A special seder at Clore Manor was organised by pupils from Etz Chaim Jewish Primary school,

Brigit Grant is the Jewish News Supplements Editor

Pupils from Etz Chaun visit residents at Jewish Care;s Clore Manor care home
Pupils from Etz Chaun visit residents at Jewish Care;s Clore Manor care home

“…He’ll be coming down the mountain by and by. He’ll be holding 10 commandments up on high. And we’ll not be slaves no more. For we’re gonna have the Torah. Singing Aye Aye Yippee Yippee Aye…”

The words may have been new to him, but Moshe Nurtman, 93, was singing them and clapping, too, at a special seder at Clore Manor organised by pupils from Etz Chaim Jewish Primary school.

Throughout their time at the Mill Hill-based school, the children who are now in Year 6 have regularly visited the Jewish Care home in Hendon and performed for the residents, but this was the first time they had conducted a Passover service – and they were well-prepared.

Dressed in their “smart shul clothes”, the class of 11-year-olds arrived with their headteacher, Yvonne Baron, and Haggadot they had designed themselves, ready to break out the matzah and grape juice.
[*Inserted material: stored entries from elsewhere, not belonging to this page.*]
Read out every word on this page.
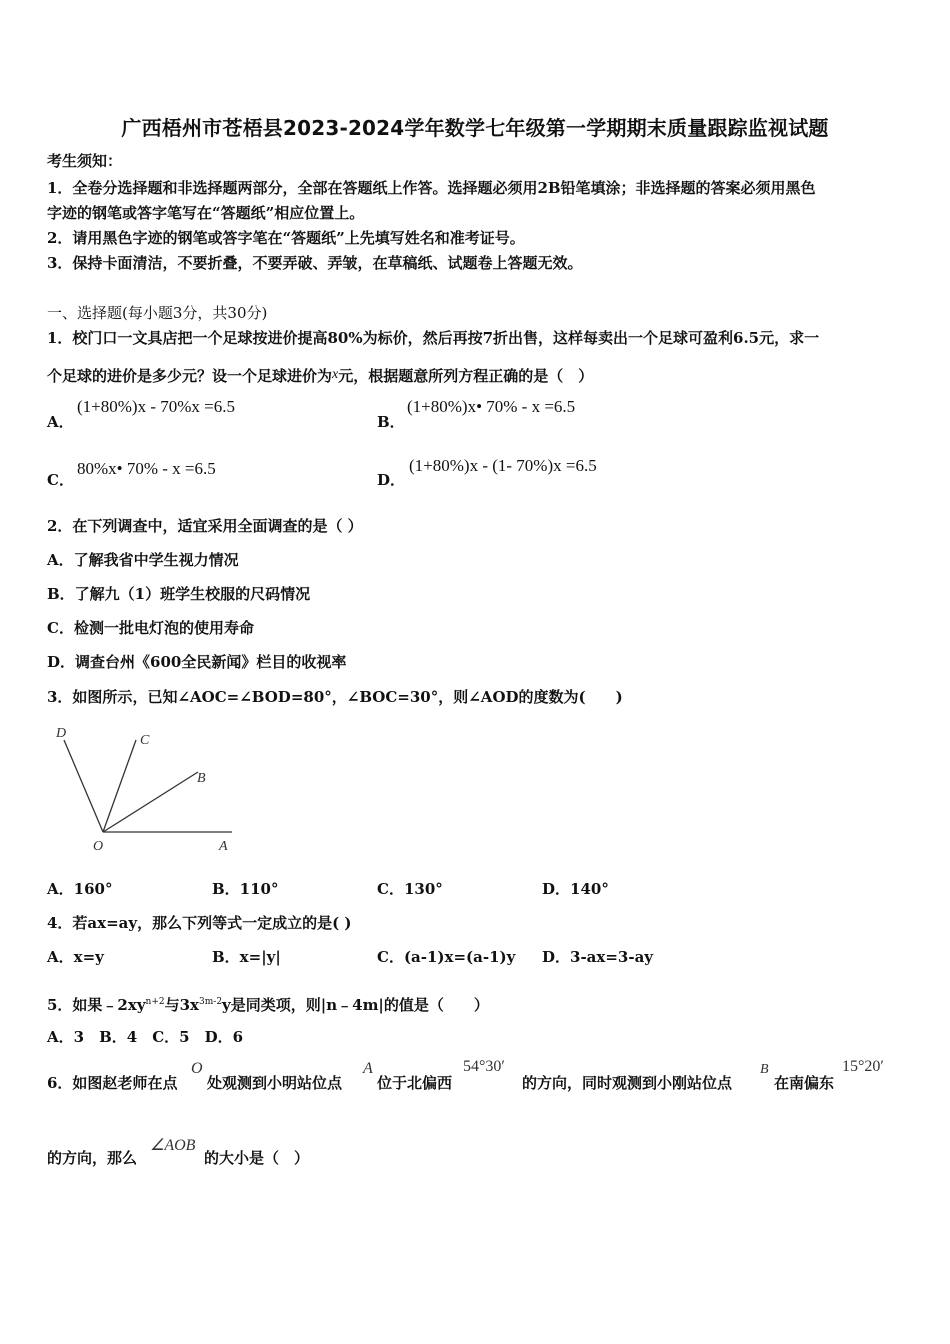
广西梧州市苍梧县2023-2024学年数学七年级第一学期期末质量跟踪监视试题
考生须知：
1．全卷分选择题和非选择题两部分，全部在答题纸上作答。选择题必须用2B铅笔填涂；非选择题的答案必须用黑色
字迹的钢笔或答字笔写在“答题纸”相应位置上。
2．请用黑色字迹的钢笔或答字笔在“答题纸”上先填写姓名和准考证号。
3．保持卡面清洁，不要折叠，不要弄破、弄皱，在草稿纸、试题卷上答题无效。
一、选择题(每小题3分，共30分)
1．校门口一文具店把一个足球按进价提高80%为标价，然后再按7折出售，这样每卖出一个足球可盈利6.5元，求一
个足球的进价是多少元？设一个足球进价为x元，根据题意所列方程正确的是（　）
A．
(1+80%)x - 70%x =6.5
B．
(1+80%)x• 70% - x =6.5
C．
80%x• 70% - x =6.5
D．
(1+80%)x - (1- 70%)x =6.5
2．在下列调查中，适宜采用全面调查的是（ ）
A．了解我省中学生视力情况
B．了解九（1）班学生校服的尺码情况
C．检测一批电灯泡的使用寿命
D．调查台州《600全民新闻》栏目的收视率
3．如图所示，已知∠AOC=∠BOD=80°，∠BOC=30°，则∠AOD的度数为(　　)
D	C
B
O	A
A．160°	B．110°	C．130°	D．140°
4．若ax=ay，那么下列等式一定成立的是( )
A．x=y	B．x=|y|	C．(a-1)x=(a-1)y D．3-ax=3-ay
5．如果$﹣2xy^{n+2}$与$3x^{3m-2}y$是同类项，则|n﹣4m|的值是（　　）
A．3　B．4　C．5　D．6
6．如图赵老师在点
O
处观测到小明站位点
A
位于北偏西
54°30′
的方向，同时观测到小刚站位点
B
在南偏东
15°20′
的方向，那么
∠AOB
的大小是（　）
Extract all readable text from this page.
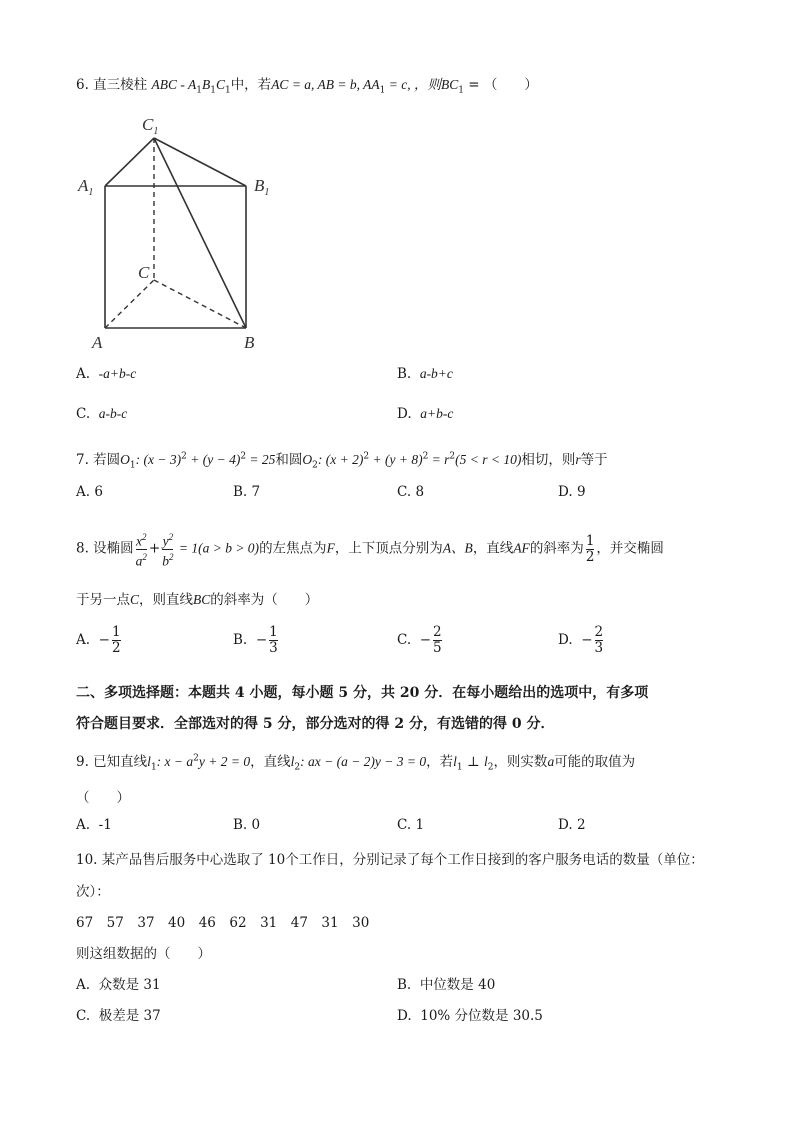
6. 直三棱柱 ABC - $A_1B_1C_1$中，若AC = a, AB = b, $AA_1 = c$, ，则$BC_1$ = （　　）
$C_1$
$A_1$	$B_1$
C
A	B
A. -a+b-c	B. a-b+c
C. a-b-c	D. a+b-c
7. 若圆$O_1$: $(x - 3)^2 + (y - 4)^2 = 25$和圆$O_2$: $(x + 2)^2 + (y + 8)^2 = r^2(5 < r < 10)$相切，则r等于
A. 6	B. 7	C. 8	D. 9
8. 设椭圆 $\frac{x^2}{a^2} + \frac{y^2}{b^2} = 1(a > b > 0)$的左焦点为F，上下顶点分别为A、B，直线AF的斜率为 $\frac{1}{2}$ ，并交椭圆
于另一点C，则直线BC的斜率为（　　）
A. − $\frac{1}{2}$	B. − $\frac{1}{3}$	C. − $\frac{2}{5}$	D. − $\frac{2}{3}$
二、多项选择题：本题共 4 小题，每小题 5 分，共 20 分．在每小题给出的选项中，有多项
符合题目要求．全部选对的得 5 分，部分选对的得 2 分，有选错的得 0 分．
9. 已知直线$l_1$: $x - a^2y + 2 = 0$，直线$l_2$: ax − (a − 2)y − 3 = 0，若$l_1$ ⊥ $l_2$，则实数a可能的取值为
（　　）
A. -1	B. 0	C. 1	D. 2
10. 某产品售后服务中心选取了 10个工作日，分别记录了每个工作日接到的客户服务电话的数量（单位：
次）：
67　57　37　40　46　62　31　47　31　30
则这组数据的（　　）
A. 众数是 31	B. 中位数是 40
C. 极差是 37	D. 10% 分位数是 30.5
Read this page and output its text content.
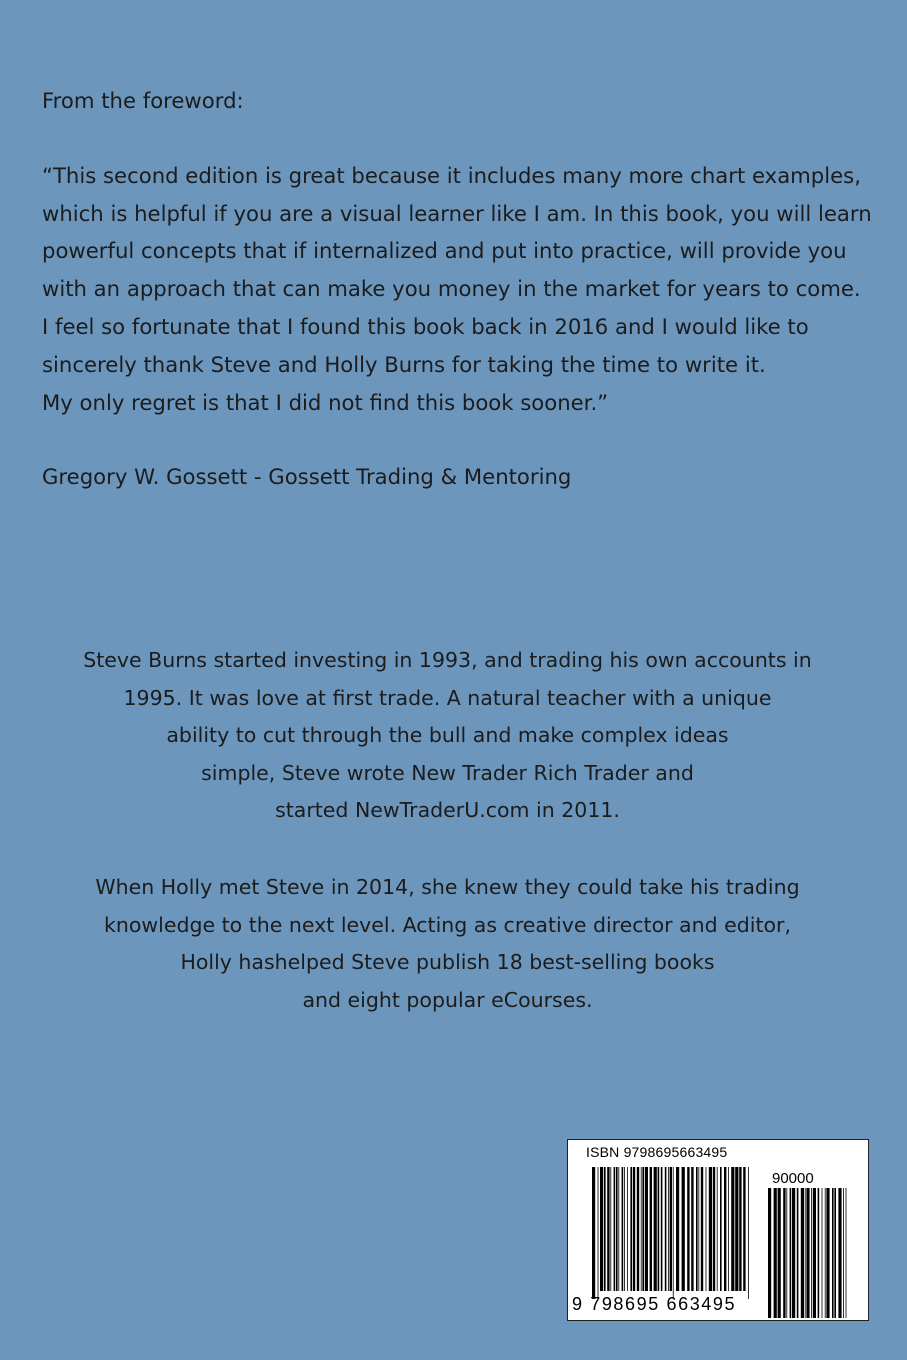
From the foreword:

“This second edition is great because it includes many more chart examples,

which is helpful if you are a visual learner like I am. In this book, you will learn

powerful concepts that if internalized and put into practice, will provide you

with an approach that can make you money in the market for years to come.

I feel so fortunate that I found this book back in 2016 and I would like to

sincerely thank Steve and Holly Burns for taking the time to write it.

My only regret is that I did not find this book sooner.”

Gregory W. Gossett - Gossett Trading & Mentoring

Steve Burns started investing in 1993, and trading his own accounts in

1995. It was love at first trade. A natural teacher with a unique

ability to cut through the bull and make complex ideas

simple, Steve wrote New Trader Rich Trader and

started NewTraderU.com in 2011.

When Holly met Steve in 2014, she knew they could take his trading

knowledge to the next level. Acting as creative director and editor,

Holly hashelped Steve publish 18 best-selling books

and eight popular eCourses.

ISBN 9798695663495
90000
9 798695 663495
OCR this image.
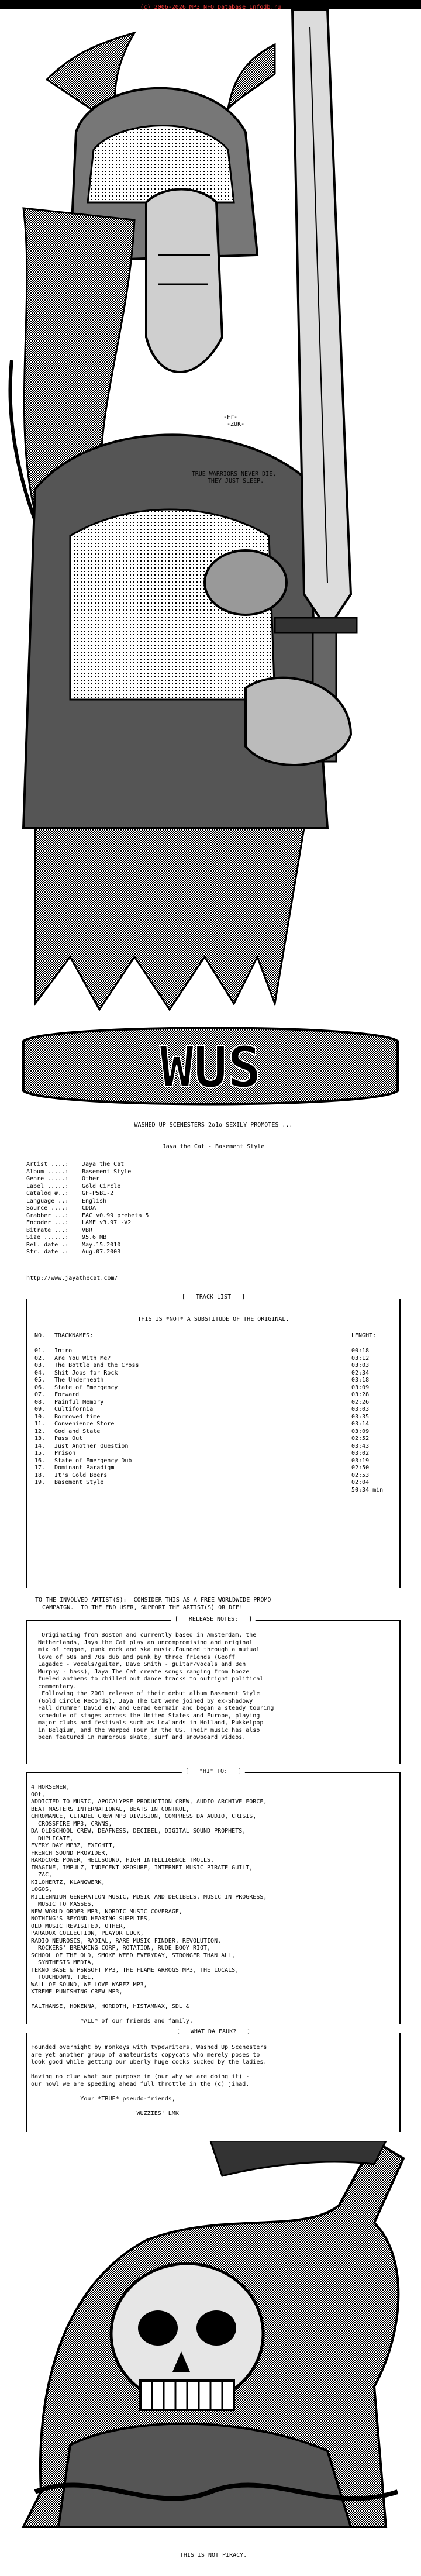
(c) 2006-2026 MP3 NFO Database Infodb.ru
-Fr- -ZUK-
TRUE WARRIORS NEVER DIE, THEY JUST SLEEP.
WUS
WASHED UP SCENESTERS 2o1o SEXILY PROMOTES ...
Jaya the Cat - Basement Style
Artist ....:	Jaya the Cat
Album .....:	Basement Style
Genre .....:	Other
Label .....:	Gold Circle
Catalog #..:	GF-P5B1-2
Language ..:	English
Source ....:	CDDA
Grabber ...:	EAC v0.99 prebeta 5
Encoder ...:	LAME v3.97 -V2
Bitrate ...:	VBR
Size ......:	95.6 MB
Rel. date .:	May.15.2010
Str. date .:	Aug.07.2003
http://www.jayathecat.com/
[   TRACK LIST   ]
THIS IS *NOT* A SUBSTITUDE OF THE ORIGINAL.
NO.	TRACKNAMES:	LENGHT:
01.	Intro	00:18
02.	Are You With Me?	03:12
03.	The Bottle and the Cross	03:03
04.	Shit Jobs for Rock	02:34
05.	The Underneath	03:18
06.	State of Emergency	03:09
07.	Forward	03:28
08.	Painful Memory	02:26
09.	Cultifornia	03:03
10.	Borrowed time	03:35
11.	Convenience Store	03:14
12.	God and State	03:09
13.	Pass Out	02:52
14.	Just Another Question	03:43
15.	Prison	03:02
16.	State of Emergency Dub	03:19
17.	Dominant Paradigm	02:50
18.	It's Cold Beers	02:53
19.	Basement Style	02:04
50:34 min
TO THE INVOLVED ARTIST(S):  CONSIDER THIS AS A FREE WORLDWIDE PROMO
CAMPAIGN.  TO THE END USER, SUPPORT THE ARTIST(S) OR DIE!
[   RELEASE NOTES:   ]
Originating from Boston and currently based in Amsterdam, the
Netherlands, Jaya the Cat play an uncompromising and original
mix of reggae, punk rock and ska music.Founded through a mutual
love of 60s and 70s dub and punk by three friends (Geoff
Lagadec - vocals/guitar, Dave Smith - guitar/vocals and Ben
Murphy - bass), Jaya The Cat create songs ranging from booze
fueled anthems to chilled out dance tracks to outright political
commentary.
Following the 2001 release of their debut album Basement Style
(Gold Circle Records), Jaya The Cat were joined by ex-Shadowy
Fall drummer David eTw and Gerad Germain and began a steady touring
schedule of stages across the United States and Europe, playing
major clubs and festivals such as Lowlands in Holland, Pukkelpop
in Belgium, and the Warped Tour in the US. Their music has also
been featured in numerous skate, surf and snowboard videos.
[   "HI" TO:   ]
4 HORSEMEN,
OOt,
ADDICTED TO MUSIC, APOCALYPSE PRODUCTION CREW, AUDIO ARCHIVE FORCE,
BEAT MASTERS INTERNATIONAL, BEATS IN CONTROL,
CHROMANCE, CITADEL CREW MP3 DIVISION, COMPRESS DA AUDIO, CRISIS,
CROSSFIRE MP3, CRWNS,
DA OLDSCHOOL CREW, DEAFNESS, DECIBEL, DIGITAL SOUND PROPHETS,
DUPLICATE,
EVERY DAY MP3Z, EXIGHIT,
FRENCH SOUND PROVIDER,
HARDCORE POWER, HELLSOUND, HIGH INTELLIGENCE TROLLS,
IMAGINE, IMPULZ, INDECENT XPOSURE, INTERNET MUSIC PIRATE GUILT,
ZAC,
KILOHERTZ, KLANGWERK,
LOGOS,
MILLENNIUM GENERATION MUSIC, MUSIC AND DECIBELS, MUSIC IN PROGRESS,
MUSIC TO MASSES,
NEW WORLD ORDER MP3, NORDIC MUSIC COVERAGE,
NOTHING'S BEYOND HEARING SUPPLIES,
OLD MUSIC REVISITED, OTHER,
PARADOX COLLECTION, PLAYOR LUCK,
RADIO NEUROSIS, RADIAL, RARE MUSIC FINDER, REVOLUTION,
ROCKERS' BREAKING CORP, ROTATION, RUDE BOOY RIOT,
SCHOOL OF THE OLD, SMOKE WEED EVERYDAY, STRONGER THAN ALL,
SYNTHESIS MEDIA,
TEKNO BASE & PSNSOFT MP3, THE FLAME ARROGS MP3, THE LOCALS,
TOUCHDOWN, TUEI,
WALL OF SOUND, WE LOVE WAREZ MP3,
XTREME PUNISHING CREW MP3,

FALTHANSE, HOKENNA, HORDOTH, HISTAMNAX, SDL &

*ALL* of our friends and family.
[   WHAT DA FAUK?   ]
Founded overnight by monkeys with typewriters, Washed Up Scenesters
are yet another group of amateurists copycats who merely poses to
look good while getting our uberly huge cocks sucked by the ladies.

Having no clue what our purpose in (our why we are doing it) -
our howl we are speeding ahead full throttle in the (c) jihad.

Your *TRUE* pseudo-friends,

WUZZIES' LMK
THIS IS NOT PIRACY.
“They have brought in the sunshine,” said Moshe, who was born in Poland and brought to England in 1945 as one of “The Boys”, the group of 732 Jewish children who survived the camps.

“I remember the seders I  had with my own family, none of whom survived. They are memories to treasure.”

Pupils from Etz Chaun visit residents at Jewish Care;s Clore Manor care home

As seasoned Hebrew readers,  the pupils moved swiftly through the service, peppering it with songs sung to popular tunes, but it was the seder recollections of the residents they most enjoyed.

“It is interesting to hear how they celebrated when they were young,” said Noam Yinhal, after hearing Helen Levine, who grew up in Rangoon, Burma, share her story and kubah, a favourite Sephardi Pesach recipe for rice meatballs.

Philip Sonenfeld, 91, talked about his short seders in the East End, and then Cynthia Elf, 83, recalled her father sitting on a throne of cushions.

“I used to climb up behind him and I remember falling asleep as I was singing Dayenu and my mother carrying  me up to bed.”

Baron said: “Watching the children and the residents sing Dayenu with smiles on their faces shows how the chagim bridge the generations,” said Baron.

Pupil Mia Greenfield agreed. She said:   “I like seeing old people because they are sweet, and it feels like I am spending time with my grandparents.”